Выбрать главу

Работы было много, основные материалы в каждом номере шли от нашего отдела, пожирались с ходу. На шестом этаже напротив моего кабинетика находился кабинет редактора по литературе, члена редколлегии “Литературной газеты” Юрия Бондарева. Я заходил к нему и не раз видел его в дружеском общении с Григорием Баклановым — тогда они были неотделимы друг от друга, как сиамские близнецы, и на собраниях, и как авторы военных повестей — в критике. Впоследствии они разошлись и стали непримиримыми противниками. В разговорах наедине с Бондаревым я не чувствовал каких-то особых различий в наших литературных взглядах.

А в “Литгазете” тон задавали другие люди, ими и определялось “оттепельное” направление ее. На страницах “Литературы и жизни” впервые обрели голос русские писатели из “глубинки”, печатались и они сами, и материалы о них. Несмотря на пестроту публикаций, в газете все-таки ведущим было направление, связанное с традициями русской литературы. Были опубликованы и мои статьи — о Чехове, о личной и духовной драме Герцена, о Леонове, публицистике Шолохова, о кинофильме “Судьба человека”, о Б. Шергине и т. д. Печатались выступления в защиту русского языка. И здесь главным ратоборцем был Алексей Кузьмич Югов, которого мы встречали с шутливой торжественностью, поддерживая его с двух сторон, усаживали как патриарха в кресло, а он, смущенно улыбаясь, вбуравливаясь своим острым с хитринкой взглядом в собеседника, отвечал нам: “Други мои” и каким-нибудь излюбленным церковнославянизмом и тут же обрушивался на “укоротителей русского языка”, возмущался “тараканищами”, “мухами-цокотухами”, запускаемыми в детские души “дедушкой Корнеем”.

Споры наши с “Литгазетой” были по большей части довольно мелковатыми. Как-то было опубликовано мое интервью со старейшим советским писателем Федором Васильевичем Гладковым, автором знаменитого в двадцатые годы романа “Цемент”. Тотчас же в “Литгазете” в ответ появилась реплика члена редколлегии, очеркиста Евгения Рябчикова, который окрысился на Гладкова за то, что тот принизил жанр очерка, поставил его ниже рассказа. Я пришел к Федору Васильевичу с просьбой ответить на реплику, но такого желания у него не было. Он заметил только, что в интервью не совсем точно передана его мысль, он не думал противопоставлять рассказ очерку, а только хотел сказать, что у каждого из них своя жанровая специфика. И тут же, закончив разговор об очерке, как-то вдруг взъерошился, маленькое старческое лицо его сделалось злым.
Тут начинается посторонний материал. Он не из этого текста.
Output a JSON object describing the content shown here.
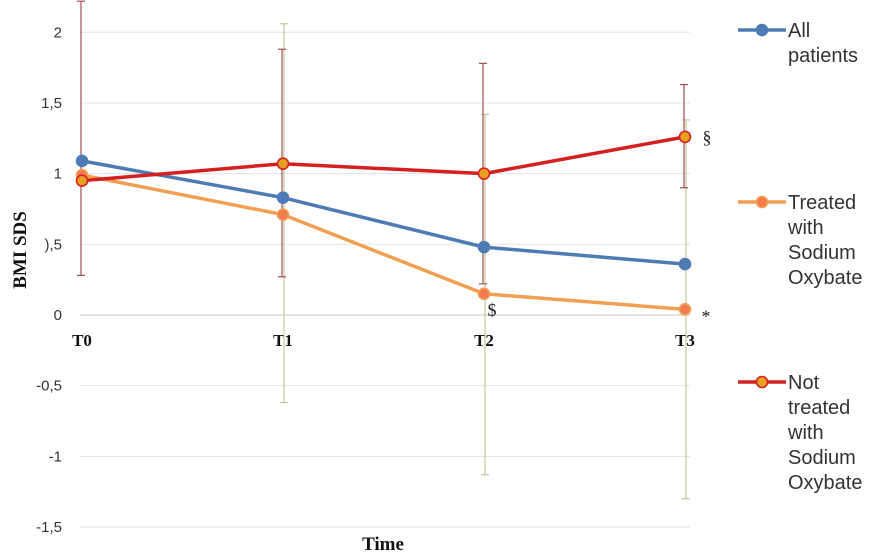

Раздраженным голосом стал он говорить о Шолохове, ругать его Аксинью, именуя ее “проституткой”. Мне вспомнился проходивший несколько лет тому назад, в 1954 году, второй Всесоюзный съезд советских писателей, на котором выступал Шолохов с критикой К. Симонова за “скоропись”, а еще И. Эренбурга за “дипломатическое маневрирование”, за повесть “Оттепель”. Я видел издалека, с балкона, как выступал с трибуны Шолохов, негромким глухим голосом читал свою речь, перелистывая страницы, и вдруг рядом со мною оказался человек, лицо которого прямо-таки поразило меня: казалось, прямо на моих глазах оно смертельно бледнело от ненависти к далекому отсюда писателю, задевшему двух знаменитых его собратьев. И тут же в этом человеке я узнал учившегося вместе со мною в Московском университете комсомольского активиста Анатолия Бочарова, не сходившего с трибуны на собраниях.

После выступления Шолохова в течение нескольких дней, как по команде (а это и было по команде “сверху”), известные писатели, в том числе Гладков, поднимаясь на трибуну, давали “отповедь Шолохову”. И теперь еще Федор Васильевич, казалось, не отошел от того наступательного порыва, когда в моем присутствии вовсю костерил Шолохова как бы в угоду его невидимым недругам.

Главный редактор “Литературы и жизни” Виктор Васильевич Полторацкий был известным журналистом, очеркистом. Хотя он и сам писал стихи, но своих коллег по этому жанру он не очень жаловал. Помню, как на редколлегии он издевался над мнимо-юродивыми, хитровато-простодушными стишками

Н. Глазкова. (Этот Глазков выделывал некие загадочные трюки; как-то прислал мне в конверте мою журнальную статью, каждая страница которой была обведена цветной каймой, — без всякой записки, понимай, как хочешь).